El aire en la casa se volvió más denso desde la última confrontación. Rei lo sentía en la piel, como una corriente gélida que le recorría la columna vertebral cada vez que caminaba por los pasillos. Las sombras parecían más largas, y las paredes susurraban con una familiaridad que dolía.
Él sabía que Noah sospechaba. Lo había visto en su mirada, en sus silencios más largos y en esa forma en que bajaba la voz cada vez que lo mencionaban. Yuki también estaba más distante, más alerta. Rei no necesitaba escuchar palabras; la atmósfera misma era una sentencia.
Estaba solo otra vez.
Subió al ático, ese espacio olvidado que había evitado durante años. El polvo reposaba como un sudario sobre todo. Viejas maletas, marcos rotos, una mecedora que crujía sin razón.

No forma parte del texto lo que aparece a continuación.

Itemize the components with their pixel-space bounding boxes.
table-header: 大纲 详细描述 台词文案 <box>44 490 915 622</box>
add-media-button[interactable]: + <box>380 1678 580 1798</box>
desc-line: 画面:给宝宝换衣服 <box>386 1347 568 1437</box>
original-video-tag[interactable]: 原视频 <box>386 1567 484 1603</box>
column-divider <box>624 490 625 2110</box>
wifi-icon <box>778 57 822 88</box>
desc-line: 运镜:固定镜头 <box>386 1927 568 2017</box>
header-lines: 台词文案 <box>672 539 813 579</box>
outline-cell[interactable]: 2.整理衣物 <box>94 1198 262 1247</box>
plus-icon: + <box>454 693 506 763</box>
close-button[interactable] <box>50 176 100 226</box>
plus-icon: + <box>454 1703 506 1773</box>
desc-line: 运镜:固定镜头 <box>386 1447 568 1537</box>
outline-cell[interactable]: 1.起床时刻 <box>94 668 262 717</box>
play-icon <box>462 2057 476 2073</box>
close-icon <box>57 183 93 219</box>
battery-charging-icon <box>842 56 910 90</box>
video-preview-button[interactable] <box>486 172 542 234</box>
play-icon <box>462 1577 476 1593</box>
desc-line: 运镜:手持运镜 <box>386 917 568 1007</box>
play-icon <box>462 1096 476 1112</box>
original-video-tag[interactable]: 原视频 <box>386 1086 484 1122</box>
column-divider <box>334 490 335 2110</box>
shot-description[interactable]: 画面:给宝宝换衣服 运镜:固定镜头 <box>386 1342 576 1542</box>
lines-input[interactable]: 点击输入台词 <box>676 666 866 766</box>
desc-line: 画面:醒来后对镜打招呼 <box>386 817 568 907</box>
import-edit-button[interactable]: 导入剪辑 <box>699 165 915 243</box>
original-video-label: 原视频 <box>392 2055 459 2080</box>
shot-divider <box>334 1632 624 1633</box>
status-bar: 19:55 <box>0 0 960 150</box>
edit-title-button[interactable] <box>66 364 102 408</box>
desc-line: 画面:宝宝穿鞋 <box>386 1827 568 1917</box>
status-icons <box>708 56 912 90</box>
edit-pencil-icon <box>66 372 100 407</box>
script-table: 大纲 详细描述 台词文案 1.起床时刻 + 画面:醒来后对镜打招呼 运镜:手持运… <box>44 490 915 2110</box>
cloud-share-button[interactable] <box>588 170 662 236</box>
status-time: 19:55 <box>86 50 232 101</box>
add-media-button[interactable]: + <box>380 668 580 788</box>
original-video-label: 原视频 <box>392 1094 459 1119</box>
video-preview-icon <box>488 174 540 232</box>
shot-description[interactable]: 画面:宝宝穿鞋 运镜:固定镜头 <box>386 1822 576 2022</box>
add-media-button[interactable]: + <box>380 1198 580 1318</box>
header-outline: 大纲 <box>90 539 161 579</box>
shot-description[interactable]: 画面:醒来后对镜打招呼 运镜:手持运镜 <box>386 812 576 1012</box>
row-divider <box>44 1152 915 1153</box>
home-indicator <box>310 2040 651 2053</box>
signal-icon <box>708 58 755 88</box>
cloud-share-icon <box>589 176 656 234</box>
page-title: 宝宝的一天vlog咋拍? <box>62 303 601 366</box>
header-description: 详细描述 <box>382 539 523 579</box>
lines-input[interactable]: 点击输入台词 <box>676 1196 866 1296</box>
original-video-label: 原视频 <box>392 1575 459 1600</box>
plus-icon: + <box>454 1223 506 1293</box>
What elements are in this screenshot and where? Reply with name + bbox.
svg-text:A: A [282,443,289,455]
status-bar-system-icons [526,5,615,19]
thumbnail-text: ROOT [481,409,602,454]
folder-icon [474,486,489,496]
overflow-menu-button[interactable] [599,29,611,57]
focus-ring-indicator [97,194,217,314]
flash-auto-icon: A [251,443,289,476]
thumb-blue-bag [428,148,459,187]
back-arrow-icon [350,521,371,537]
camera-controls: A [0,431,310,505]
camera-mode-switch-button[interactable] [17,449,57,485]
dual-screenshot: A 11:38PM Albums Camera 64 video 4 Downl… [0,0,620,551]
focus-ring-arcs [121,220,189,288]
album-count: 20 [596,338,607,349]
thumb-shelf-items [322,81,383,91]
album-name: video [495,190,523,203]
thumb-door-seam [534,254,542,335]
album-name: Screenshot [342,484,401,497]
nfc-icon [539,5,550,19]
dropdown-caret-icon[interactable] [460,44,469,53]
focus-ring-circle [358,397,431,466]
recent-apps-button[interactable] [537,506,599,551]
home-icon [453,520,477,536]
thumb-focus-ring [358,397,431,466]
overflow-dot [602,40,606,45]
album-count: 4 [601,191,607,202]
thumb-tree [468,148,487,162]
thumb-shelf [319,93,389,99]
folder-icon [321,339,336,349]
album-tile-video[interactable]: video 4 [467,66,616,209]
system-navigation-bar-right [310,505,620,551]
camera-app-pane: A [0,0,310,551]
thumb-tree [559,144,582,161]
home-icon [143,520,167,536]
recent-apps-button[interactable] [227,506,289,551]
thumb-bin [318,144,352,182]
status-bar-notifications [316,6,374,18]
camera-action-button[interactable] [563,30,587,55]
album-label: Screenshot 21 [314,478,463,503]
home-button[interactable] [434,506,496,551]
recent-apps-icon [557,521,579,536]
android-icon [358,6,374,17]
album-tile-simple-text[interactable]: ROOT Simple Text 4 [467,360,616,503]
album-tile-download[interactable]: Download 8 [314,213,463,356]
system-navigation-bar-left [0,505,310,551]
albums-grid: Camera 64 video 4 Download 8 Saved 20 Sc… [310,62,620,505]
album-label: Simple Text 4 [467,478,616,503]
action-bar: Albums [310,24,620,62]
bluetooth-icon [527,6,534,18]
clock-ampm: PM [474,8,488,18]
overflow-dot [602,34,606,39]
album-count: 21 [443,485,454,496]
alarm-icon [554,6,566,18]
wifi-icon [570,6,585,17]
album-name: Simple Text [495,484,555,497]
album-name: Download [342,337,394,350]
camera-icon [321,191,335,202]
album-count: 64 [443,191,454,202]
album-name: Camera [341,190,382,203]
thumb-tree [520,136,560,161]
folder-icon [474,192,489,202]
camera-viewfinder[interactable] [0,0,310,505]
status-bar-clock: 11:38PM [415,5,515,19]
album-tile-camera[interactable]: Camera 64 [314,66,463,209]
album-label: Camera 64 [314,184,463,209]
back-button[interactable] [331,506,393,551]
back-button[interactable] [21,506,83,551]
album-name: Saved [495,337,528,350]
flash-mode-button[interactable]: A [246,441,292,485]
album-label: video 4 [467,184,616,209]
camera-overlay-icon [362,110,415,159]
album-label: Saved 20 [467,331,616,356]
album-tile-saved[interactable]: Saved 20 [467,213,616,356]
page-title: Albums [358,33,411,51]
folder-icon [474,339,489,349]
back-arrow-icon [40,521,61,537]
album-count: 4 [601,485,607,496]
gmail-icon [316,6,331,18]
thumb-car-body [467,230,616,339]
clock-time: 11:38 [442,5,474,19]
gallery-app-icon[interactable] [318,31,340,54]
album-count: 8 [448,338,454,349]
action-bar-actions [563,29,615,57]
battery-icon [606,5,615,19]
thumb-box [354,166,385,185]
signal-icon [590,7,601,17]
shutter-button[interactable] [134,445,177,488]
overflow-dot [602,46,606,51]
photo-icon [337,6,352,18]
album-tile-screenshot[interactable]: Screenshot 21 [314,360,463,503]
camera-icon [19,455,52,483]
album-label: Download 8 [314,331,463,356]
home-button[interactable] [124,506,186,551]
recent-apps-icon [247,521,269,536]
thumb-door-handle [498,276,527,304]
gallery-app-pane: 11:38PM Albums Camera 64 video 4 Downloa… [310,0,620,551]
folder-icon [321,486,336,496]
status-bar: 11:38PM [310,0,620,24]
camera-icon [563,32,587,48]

Allí, la memoria tenía su propio idioma.
Se arrodilló frente a un baúl antiguo. Las manos le temblaban mientras giraba la cerradura oxidada. Dentro, dormía una colección de objetos que había intentado olvidar: una caja de música rota, una carta sellada con cera negra, un pañuelo manchado de sangre ya seca... y un medallón.
Lo tomó con dedos rígidos. Al abrirlo, la imagen de una mujer le devolvió la mirada. No era su madre. Era ella.
—¿Por qué ahora? —susurró, apretando el medallón contra su pecho.
Y entonces, como si lo hubiera invocado, la temperatura bajó. El silencio se quebró con un clic sutil, el sonido de la puerta cerrándose sola.
Una figura apareció en el reflejo del espejo.
Alta, delgada, con el rostro cubierto por un velo blanco. Un susurro apenas audible acompañó su presencia.
—Pequeño Rey... aún no has cumplido tu promesa.
Rei retrocedió, pero el suelo se volvió más inestable con cada paso. Era como si caminara sobre cristales enterrados en lodo. Su respiración se volvió errática.
—Tú no deberías estar aquí —dijo con voz quebrada—. Ya te fuiste. Te liberé.
—¿Liberarme? —La figura se desvaneció por un instante... solo para aparecer justo detrás de él—. ¿Acaso lo hiciste por mí... o por ti?
Un alarido ahogado escapó de su garganta. Rei cayó de rodillas, sintiendo cómo una presión invisible se le clavaba en los hombros. El medallón cayó al suelo con un sonido sordo, y el velo de la figura ondeó como si flotara bajo el agua.
—Fuiste mi elegido. Mi herencia. El trono te llamaba. Pero huiste, Rei. Traicionaste a la casa.
—¡No es verdad! —gritó.
Y entonces todo cambió.
El ático desapareció. Rei se encontraba en el salón principal, pero no como estaba ahora. Era la versión antigua, cuando la casa aún era joven, viva y obediente. Él, un niño, estaba de pie frente a un espejo, mientras la mujer del medallón lo coronaba con una corona de cuervos.
—Eres mío —decía la figura—. Eres lo último que queda de nuestra sangre.
La visión cambió otra vez. Ahora él corría, con el corazón desbordándose de miedo. Abajo, en el sótano, alguien gritaba su nombre. Gritos que él no respondía. Su alma se quebró ese día. Lo había sellado todo.
El pasado lo había marcado. La traición, la sangre, el dolor. Y aún así, la casa no lo había olvidado.
Despertó en el suelo del ático, empapado en sudor. El medallón yacía sobre su pecho. Sus dedos sangraban por las uñas quebradas. Pero no sentía dolor. Solo vacío.
Bajó con lentitud las escaleras. Noah estaba al final del pasillo, mirándolo en silencio. No había palabras entre ellos, solo la certeza de que algo se había roto.
Rei lo miró fijamente.
—Noah… ¿me estás siguiendo?
—¿Y tú... qué estás ocultando? —respondió Noah con una voz más firme de lo habitual.
Los dos se miraron durante un largo segundo. Una tensión invisible los rodeaba. El aire se sentía denso, vibrando con secretos.
—No todo lo que se entierra... muere —dijo Rei finalmente, antes de desaparecer en la penumbra.
Detrás de él, el medallón comenzó a calentarse, y desde el espejo del pasillo, dos ojos velados lo observaban en silencio.